Tech Firms May Be Debanked Over Failure to Tackle Online Child Sexual Abuse Materials

The proposal was part of a U.N. initiative to have financial institutions play a key role in incentivising businesses to tackle child sexual abuse.
Tech Firms May Be Debanked Over Failure to Tackle Online Child Sexual Abuse Materials
The icons of mobile apps are seen on the screen of a smart phone in New Delhi, India, on May 26, 2021. (Sajjad Hussain/AFP via Getty Images)
Lily Zhou

Tech firms may be debanked if they fail to deal with child sexual abuse material (CSAM) on their platforms, according to a proposal being discussed by the financial sector.

The proposal was developed as part of the U.N. Office on Drugs and Crime (UNODC)'s initiative to have financial institutions play a key role in incentivising businesses to tackle online CSAM.

UK Finance, which represents more than 300 banks and financial service firms, confirmed that it's discussing the proposal with its members.
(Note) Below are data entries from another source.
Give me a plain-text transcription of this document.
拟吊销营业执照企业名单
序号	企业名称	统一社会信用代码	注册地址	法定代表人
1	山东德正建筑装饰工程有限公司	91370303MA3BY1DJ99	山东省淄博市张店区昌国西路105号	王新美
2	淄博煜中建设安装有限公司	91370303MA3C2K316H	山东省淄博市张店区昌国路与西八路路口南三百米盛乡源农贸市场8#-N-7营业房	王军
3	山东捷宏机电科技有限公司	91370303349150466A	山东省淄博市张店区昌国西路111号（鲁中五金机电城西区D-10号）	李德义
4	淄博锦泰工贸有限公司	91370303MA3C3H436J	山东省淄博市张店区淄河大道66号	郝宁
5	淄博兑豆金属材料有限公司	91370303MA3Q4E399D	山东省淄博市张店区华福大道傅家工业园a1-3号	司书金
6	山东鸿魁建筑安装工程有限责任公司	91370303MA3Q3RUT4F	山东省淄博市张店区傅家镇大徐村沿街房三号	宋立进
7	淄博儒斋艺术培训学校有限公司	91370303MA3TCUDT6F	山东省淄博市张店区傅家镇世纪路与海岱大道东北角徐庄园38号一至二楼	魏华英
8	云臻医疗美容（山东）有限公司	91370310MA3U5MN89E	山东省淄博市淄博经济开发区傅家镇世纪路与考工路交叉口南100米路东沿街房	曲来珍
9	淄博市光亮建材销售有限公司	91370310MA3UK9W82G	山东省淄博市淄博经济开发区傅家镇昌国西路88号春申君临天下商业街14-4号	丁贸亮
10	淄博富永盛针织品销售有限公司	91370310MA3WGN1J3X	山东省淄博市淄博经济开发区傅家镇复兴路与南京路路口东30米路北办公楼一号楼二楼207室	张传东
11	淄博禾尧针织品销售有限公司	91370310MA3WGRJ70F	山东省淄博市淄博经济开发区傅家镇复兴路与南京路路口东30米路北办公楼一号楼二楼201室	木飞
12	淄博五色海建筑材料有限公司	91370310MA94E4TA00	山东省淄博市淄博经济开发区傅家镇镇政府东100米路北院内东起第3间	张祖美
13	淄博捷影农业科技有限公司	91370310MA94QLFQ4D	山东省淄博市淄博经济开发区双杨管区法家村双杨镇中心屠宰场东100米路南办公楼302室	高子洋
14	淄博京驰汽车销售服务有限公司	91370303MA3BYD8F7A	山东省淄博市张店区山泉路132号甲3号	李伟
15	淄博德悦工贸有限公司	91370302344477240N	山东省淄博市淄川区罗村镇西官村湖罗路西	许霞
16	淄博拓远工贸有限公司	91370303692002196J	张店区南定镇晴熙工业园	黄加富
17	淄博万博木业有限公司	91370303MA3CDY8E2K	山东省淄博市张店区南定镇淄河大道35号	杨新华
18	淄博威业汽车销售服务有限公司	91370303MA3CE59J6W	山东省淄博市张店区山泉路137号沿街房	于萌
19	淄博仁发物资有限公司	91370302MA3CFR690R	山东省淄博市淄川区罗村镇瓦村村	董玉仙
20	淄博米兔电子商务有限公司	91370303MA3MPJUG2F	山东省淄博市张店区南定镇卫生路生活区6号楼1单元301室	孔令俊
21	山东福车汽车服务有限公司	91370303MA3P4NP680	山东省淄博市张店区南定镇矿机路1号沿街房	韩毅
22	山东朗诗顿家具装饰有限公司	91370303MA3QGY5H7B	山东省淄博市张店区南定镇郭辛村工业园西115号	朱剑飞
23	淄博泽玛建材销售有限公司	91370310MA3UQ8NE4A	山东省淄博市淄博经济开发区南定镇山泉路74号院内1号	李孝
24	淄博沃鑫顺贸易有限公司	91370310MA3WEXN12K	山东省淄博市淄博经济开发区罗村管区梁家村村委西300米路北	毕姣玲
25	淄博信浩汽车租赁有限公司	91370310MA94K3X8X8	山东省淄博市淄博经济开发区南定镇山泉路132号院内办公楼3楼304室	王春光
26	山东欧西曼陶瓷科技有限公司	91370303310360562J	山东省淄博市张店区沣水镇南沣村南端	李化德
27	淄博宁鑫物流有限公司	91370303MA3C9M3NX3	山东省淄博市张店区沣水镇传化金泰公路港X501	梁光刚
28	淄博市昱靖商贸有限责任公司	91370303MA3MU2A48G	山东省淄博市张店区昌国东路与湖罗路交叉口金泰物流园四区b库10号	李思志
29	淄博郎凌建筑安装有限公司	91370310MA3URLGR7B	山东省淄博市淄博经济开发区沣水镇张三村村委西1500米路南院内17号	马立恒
The Telegraph said it understood a number of major banks have already backed the scheme.

The proposal was drawn up by Jonathan Peddie, partner at law firm Baker McKenzie and chair of the firm's Financial Institutions Global Industry Group, ahead of a UNODC conference in June.

In a letter to CEOs of major banks shared on LinkedIn, Mr. Peddie said banks can help deal with the distributing of CSAM by pledging their intolerance of such material.

Banks were invited to use existing rules, making the identification, control, and removal of CSAM a due diligence issue, and withdrawing service to firms that failed to comply upon verified requests, the letter said.

Mr. Peddie said the proposed measure is "no different" to existing anti-money laundering or bribery rules, which has been "universally accepted."

He also proposed creating a new working group targeting CSAM within the Joint Money Laundering Intelligence Taskforce (JMLIT), an intelligence and resource sharing partnership in operation since 2015 that involves over 40 financial institutions, the Financial Conduct Authority, five law enforcement agencies, and Cifas, which is a service in which financial service providers use to check risks of fraud.

If a customer is flagged on the Cifas database, the marker is likely to lead to the individual or organisation being rejected from getting bank accounts, loans, or insurance for as long as six years, and have their credit ratings damaged further by the rejections.

Banks Mulling the 'New and Interesting' Idea

In an email to the Epoch Times, UK Finance confirmed its members are looking at the "new and interesting" idea.

"The banking industry plays a key role in supporting law enforcement through things like filing Suspicious Activity Reports (SARs) and involvement in public-private intelligence sharing," a spokesperson said.

"While these are focused on tackling money laundering and other forms of economic crime, the NCA state that SARs intelligence has enabled them to tackle many other serious crimes," the statement reads.

"Jonathan Peddie’s initiative, which builds on the success of existing intelligence sharing initiatives, is a new and interesting proposal which we will discuss further with our members."

The National Crime Agency (NCA), which hosts the National Economic Crime Centre and its JMLIT, said it's a priority to tackle child sexual abuse "in all its forms."

"Together with UK policing, we are arresting over 800 people and safeguarding around 1,200 children every month," a spokesperson told The Epoch Times in an email.

“It’s a threat that is increasing in both complexity and scale, so every part of the private and public sector must also play its part in combatting it.

The spokesperson said the NCA works "with a range of partners in these spaces, including the financial sector, to support them in taking proactive action against child abuse and ensure we are providing the best possible collaborative response.”

A government spokeswoman said Whitehall supports "different sectors taking proactive steps to tackle child sexual abuse."

She also touted the UK's support for UNODC agenda in a statement to The Telegraph.

"This includes a call to action to proactively remove and combat child sexual exploitation and abuse material online, supported by supported by 75 U.N. Member States in June, in recognition that there is urgent need for action by governments, internet service providers, and access providers to each play their part in tackling this horrific crime,” the statement reads.

In June, the government said the U.N. initiative was informed by two days of expert discussions, during with "the present financial institutions accepted that they can play a central role to encourage businesses, to which they provide banking facilities, to identify child sex abuse material, to delete it and prevent it from being reuploaded."

The Epoch Times has reached out to Meta, Google, Apple, X, and TikTok to ask what impact the proposed measure may have on there public platforms and private messaging services.